After finishing my kernel (and all the stuff that supports it) I need to evaluate my its performance by doing a few benchmarks and I was wondering what method do you recommend.

Currently I’m just taking the time the kernel ends minus the time it starts in milliseconds directly in the C++ code. I’m not sure though, that this is the best method. I tried with CUDA Prof, but as far as I can tell, it only gives the timestamps where each CUDA Operation started…

What would you suggest as the best option?

CudaEventRecord(), there are numerous examples in the SDK to use it to do timing of kernel execution.

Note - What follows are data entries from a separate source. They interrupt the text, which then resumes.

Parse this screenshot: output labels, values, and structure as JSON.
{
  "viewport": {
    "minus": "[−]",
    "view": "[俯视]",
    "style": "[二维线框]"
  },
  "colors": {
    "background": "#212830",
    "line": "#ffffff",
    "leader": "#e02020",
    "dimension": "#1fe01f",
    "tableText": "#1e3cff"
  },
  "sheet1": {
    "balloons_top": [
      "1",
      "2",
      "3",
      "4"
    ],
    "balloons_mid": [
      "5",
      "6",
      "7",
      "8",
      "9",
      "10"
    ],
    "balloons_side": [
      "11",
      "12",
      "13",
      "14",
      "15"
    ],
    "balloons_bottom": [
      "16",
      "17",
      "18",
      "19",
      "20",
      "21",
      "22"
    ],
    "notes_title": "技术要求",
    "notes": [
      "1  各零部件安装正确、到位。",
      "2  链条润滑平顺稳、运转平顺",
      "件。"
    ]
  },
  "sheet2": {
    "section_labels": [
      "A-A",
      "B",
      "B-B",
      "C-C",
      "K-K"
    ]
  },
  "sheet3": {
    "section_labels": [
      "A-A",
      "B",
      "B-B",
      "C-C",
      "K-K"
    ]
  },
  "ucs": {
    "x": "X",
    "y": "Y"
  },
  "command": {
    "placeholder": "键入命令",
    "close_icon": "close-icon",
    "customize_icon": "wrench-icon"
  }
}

But are Events the best way to evaluate the overall performance? I mean, right now what I want is to know how long (average) it takes to perform the following code:

copyHostToDevice(host_stream_in, device_stream_in);

kernel<<<1,1>>>(device_stream_in, device_stream_out);

copyDeviceToHost(device_stream_out, host_stream_out);

My doubt is if I should use Events or Wall-Clock time, as although I’m measuring the kernel’s performance, I still need to compare my solution to some similar CPU based one.

I usually using CUDA profiler to measuring executed time. In the reports (*.csv) file, you need to pay attention at the tree columns “timestamp”, “gputime” and “cputime” (microsecond).